FIG. 2 is a side view of an edge cleaner used in the edge cleaning method of the present invention.

FIG. 3 is a top view showing a first step of edge clean which is an embodiment of the present invention.

FIG. 4 is a side view of FIG. 3;

FIG. 5 is a top view showing a second step of edge cleaning according to the embodiment of the present invention.

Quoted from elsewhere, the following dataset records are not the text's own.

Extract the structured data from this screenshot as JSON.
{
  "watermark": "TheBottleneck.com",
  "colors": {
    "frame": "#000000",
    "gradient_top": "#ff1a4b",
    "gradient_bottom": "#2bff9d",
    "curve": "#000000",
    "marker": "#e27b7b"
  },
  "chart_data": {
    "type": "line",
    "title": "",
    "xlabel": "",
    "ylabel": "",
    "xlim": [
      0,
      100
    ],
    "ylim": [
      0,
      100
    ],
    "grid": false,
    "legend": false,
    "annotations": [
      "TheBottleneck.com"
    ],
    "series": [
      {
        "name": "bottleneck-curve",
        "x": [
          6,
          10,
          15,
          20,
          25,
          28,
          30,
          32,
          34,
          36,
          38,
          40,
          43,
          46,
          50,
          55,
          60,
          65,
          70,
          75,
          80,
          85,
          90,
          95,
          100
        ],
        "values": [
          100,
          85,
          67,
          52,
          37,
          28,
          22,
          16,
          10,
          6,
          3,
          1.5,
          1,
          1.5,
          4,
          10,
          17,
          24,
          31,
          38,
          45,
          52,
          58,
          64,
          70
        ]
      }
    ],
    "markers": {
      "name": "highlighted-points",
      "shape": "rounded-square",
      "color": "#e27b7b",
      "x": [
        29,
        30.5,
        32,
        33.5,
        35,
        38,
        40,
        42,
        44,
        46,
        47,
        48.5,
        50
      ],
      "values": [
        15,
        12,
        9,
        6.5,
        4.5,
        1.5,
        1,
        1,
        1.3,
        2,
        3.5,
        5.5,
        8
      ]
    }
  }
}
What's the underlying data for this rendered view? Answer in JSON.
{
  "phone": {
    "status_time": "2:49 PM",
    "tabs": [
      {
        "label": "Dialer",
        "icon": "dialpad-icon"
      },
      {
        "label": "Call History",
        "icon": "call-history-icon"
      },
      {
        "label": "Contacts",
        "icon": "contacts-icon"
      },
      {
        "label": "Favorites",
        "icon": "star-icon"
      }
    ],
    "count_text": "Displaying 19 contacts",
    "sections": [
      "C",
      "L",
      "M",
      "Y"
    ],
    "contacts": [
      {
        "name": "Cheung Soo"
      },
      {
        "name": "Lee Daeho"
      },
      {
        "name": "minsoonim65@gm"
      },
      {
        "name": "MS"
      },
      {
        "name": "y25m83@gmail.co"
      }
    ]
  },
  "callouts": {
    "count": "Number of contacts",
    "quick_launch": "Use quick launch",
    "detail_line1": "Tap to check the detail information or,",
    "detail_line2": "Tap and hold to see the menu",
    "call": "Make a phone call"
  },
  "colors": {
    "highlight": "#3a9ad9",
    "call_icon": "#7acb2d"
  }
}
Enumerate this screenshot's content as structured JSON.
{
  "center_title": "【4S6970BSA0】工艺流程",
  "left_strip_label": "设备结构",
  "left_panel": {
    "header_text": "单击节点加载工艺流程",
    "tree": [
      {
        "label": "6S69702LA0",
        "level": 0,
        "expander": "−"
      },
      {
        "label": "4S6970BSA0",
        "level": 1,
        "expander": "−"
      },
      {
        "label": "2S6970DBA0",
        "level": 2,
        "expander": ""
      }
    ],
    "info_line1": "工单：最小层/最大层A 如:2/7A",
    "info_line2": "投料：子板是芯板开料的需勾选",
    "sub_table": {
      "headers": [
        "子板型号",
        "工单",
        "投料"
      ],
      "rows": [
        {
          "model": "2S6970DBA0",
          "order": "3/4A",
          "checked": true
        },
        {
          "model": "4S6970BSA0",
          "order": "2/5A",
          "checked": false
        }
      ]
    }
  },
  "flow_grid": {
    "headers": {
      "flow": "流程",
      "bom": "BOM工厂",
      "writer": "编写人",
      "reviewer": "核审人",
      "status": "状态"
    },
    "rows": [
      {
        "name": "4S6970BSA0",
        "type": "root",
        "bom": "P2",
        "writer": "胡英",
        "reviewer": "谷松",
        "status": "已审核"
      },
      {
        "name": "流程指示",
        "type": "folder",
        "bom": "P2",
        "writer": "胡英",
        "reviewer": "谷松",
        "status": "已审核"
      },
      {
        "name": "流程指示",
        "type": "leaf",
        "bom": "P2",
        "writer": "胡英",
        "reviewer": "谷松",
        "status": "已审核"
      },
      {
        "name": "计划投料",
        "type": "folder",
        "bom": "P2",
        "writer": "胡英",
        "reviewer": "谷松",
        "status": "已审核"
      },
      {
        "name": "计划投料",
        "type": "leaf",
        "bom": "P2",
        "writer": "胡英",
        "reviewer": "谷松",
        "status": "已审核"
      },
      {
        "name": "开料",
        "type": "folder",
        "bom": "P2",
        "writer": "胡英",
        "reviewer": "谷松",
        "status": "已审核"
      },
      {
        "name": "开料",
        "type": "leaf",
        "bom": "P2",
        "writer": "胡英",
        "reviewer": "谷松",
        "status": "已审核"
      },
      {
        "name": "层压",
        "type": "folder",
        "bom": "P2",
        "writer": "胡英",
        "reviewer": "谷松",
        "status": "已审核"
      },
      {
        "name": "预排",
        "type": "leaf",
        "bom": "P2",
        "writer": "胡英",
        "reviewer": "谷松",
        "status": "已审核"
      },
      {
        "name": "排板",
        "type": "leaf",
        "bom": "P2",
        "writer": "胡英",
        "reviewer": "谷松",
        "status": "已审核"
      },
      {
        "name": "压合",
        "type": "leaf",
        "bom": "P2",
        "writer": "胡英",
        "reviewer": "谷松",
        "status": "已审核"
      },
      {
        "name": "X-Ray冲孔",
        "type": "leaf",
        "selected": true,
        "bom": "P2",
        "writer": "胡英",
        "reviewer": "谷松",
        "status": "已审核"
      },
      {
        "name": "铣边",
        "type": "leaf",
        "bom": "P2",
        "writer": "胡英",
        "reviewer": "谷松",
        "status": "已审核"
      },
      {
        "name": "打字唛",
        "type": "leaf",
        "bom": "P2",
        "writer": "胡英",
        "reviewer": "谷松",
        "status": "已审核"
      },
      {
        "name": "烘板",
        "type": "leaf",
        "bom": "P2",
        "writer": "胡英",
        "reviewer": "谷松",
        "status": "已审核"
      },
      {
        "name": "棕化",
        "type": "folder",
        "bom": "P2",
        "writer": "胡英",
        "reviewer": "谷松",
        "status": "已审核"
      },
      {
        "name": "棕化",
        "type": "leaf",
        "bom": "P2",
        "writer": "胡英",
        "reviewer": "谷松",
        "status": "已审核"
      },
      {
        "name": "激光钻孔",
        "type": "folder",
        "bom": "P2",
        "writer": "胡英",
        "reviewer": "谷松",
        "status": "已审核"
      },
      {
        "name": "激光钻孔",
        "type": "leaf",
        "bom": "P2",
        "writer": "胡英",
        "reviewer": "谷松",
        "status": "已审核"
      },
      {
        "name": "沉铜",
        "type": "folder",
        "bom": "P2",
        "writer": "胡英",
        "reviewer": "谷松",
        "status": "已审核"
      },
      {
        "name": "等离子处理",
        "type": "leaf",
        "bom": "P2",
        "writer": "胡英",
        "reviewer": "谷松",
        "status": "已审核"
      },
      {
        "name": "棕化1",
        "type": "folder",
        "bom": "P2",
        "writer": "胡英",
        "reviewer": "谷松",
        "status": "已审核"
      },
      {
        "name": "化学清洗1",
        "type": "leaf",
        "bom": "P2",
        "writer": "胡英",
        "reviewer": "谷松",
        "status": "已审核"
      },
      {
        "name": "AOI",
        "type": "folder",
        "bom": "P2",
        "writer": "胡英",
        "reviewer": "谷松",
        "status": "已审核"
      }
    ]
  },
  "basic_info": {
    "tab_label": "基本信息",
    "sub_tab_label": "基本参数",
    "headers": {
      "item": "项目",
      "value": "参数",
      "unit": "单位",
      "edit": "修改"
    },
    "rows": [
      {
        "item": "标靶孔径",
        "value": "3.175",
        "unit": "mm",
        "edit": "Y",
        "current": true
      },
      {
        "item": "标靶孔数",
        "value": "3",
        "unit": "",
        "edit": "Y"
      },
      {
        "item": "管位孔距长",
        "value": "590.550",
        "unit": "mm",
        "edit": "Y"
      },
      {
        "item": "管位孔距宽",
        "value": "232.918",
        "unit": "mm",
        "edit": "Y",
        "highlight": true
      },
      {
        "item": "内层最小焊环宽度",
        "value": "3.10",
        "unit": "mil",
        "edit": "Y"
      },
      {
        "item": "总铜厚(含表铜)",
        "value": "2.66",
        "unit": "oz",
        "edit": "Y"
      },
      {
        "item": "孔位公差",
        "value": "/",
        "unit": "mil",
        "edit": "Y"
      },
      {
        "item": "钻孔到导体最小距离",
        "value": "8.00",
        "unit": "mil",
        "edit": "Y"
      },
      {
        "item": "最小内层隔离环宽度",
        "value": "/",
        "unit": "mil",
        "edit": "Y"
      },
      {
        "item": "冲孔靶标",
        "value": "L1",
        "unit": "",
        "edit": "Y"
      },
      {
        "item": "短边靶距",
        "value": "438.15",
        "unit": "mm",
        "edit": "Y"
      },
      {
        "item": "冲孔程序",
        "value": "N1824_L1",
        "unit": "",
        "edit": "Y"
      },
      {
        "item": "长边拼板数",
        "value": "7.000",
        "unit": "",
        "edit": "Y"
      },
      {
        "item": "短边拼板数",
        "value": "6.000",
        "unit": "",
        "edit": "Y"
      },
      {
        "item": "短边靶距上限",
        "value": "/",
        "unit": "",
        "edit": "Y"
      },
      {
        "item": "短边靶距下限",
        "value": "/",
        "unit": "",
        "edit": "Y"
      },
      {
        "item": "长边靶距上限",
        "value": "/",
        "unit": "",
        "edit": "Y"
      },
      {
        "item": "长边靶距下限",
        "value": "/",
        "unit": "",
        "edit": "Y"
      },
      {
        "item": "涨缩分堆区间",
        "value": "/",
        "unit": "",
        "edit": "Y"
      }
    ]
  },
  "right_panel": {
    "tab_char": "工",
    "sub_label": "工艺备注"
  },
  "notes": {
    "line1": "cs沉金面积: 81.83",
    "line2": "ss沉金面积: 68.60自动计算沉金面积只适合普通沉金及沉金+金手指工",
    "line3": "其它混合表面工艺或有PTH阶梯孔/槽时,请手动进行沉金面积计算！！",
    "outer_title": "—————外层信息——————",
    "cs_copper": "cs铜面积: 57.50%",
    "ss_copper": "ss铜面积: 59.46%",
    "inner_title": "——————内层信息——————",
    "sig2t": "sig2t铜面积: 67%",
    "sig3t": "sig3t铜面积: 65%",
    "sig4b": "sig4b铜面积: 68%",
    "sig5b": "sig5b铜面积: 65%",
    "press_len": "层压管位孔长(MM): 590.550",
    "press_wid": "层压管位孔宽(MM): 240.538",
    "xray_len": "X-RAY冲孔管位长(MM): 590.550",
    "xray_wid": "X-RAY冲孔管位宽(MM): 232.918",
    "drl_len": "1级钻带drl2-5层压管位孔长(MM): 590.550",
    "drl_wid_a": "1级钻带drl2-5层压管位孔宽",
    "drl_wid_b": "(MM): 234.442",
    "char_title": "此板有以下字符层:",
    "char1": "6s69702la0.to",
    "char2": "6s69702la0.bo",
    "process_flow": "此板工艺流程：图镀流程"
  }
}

FIG. 6 is a side view of FIG. 5;

[Explanation of reference numerals] 1 wafer chuck (wafer stage) 13 solvent L1 coating film removal width in step 1 L2 coating film removal width in step S S coating film W wafer

Claims (2)

[Claims] 1. An edge cleaning method in which a wafer is attracted to a wafer stage and rotated, and a solvent is injected to remove a coating film on a peripheral portion of the wafer by a predetermined width, wherein a rotation speed and an acceleration of the wafer are stepwise. Edge cleaning method characterized by changing to. 2. An edge clean method in which a wafer is attracted to a wafer stage and rotated, and a solvent is injected to remove a coating film on a peripheral portion of the wafer by a predetermined width. In the edge clean method, the wafer is rotated at a high speed and the solvent is injected. A first step that is performed for a sufficient time, a second step that rotates the wafer at a lower speed than the rotation of the first step, and a solvent injection that is shorter than the first step, and a first step that does not perform solvent injection. And a third step of rotating the wafer at a higher speed than the rotation of one step.